Rwanda's Supreme Court postponed the hearing of a plea seeking the release of former Congolese Tutsi rebel chief Laurent Nkunda, a statement from Nkunda's family said Thursday.
Nkunda's lawyers in December complained to the Supreme Court that their client's continued detention, first in Gisenyi, a town in north western Rwanda on the border with DR Congo, and then in Kigali, was "illegal".
Presiding judge Aloysie Cyanzaire said Rwanda's chief of defence staff James Kabarebe - subpoened to attend Wednesday's hearing on "the illegal detention of Laurent Nkunda" - would be available on February 26 at the earliest.

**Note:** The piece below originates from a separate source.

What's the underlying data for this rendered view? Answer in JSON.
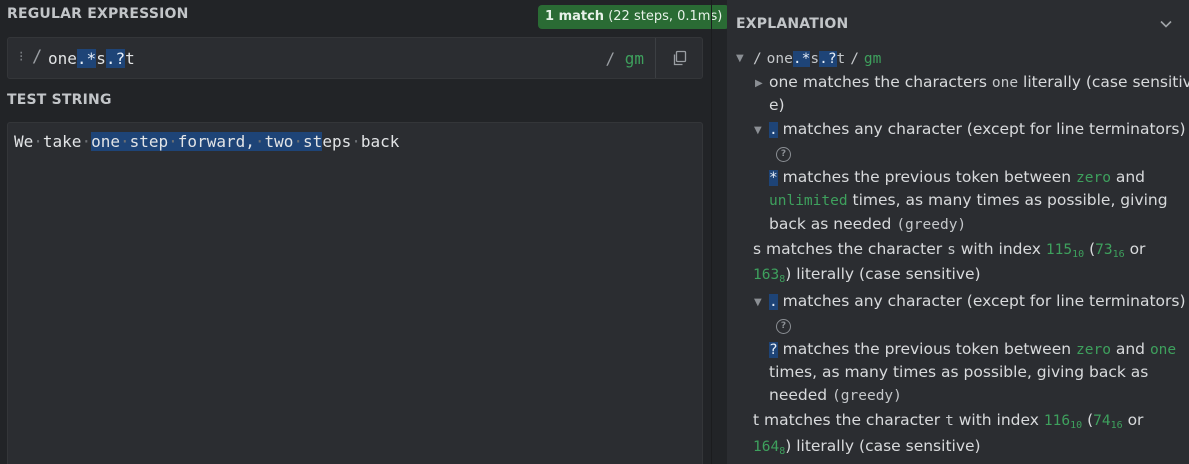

"Consequently, the court's president delayed the hearing until March 1, 2010, more than 45 days from today during which Laurent Nkunda will unfortunately remain in detention," the statement said.
Nkunda was arrested in Gisenyi on January 22, 2009, when he was head of a rebel National Congress for the Defence of the People (CNDP) group, according to people close to him.
In October 2008 Nkunda's men routed the Congolese army in North Kivu province and threatened to take the strategic town of Goma.
But after a shift in alliances the Congolese and Rwandan armies on January 20 launched an unprecedented joint operation targeting Rwandan Hutu rebels in eastern DR Congo which also resulted in Nkunda's arrest.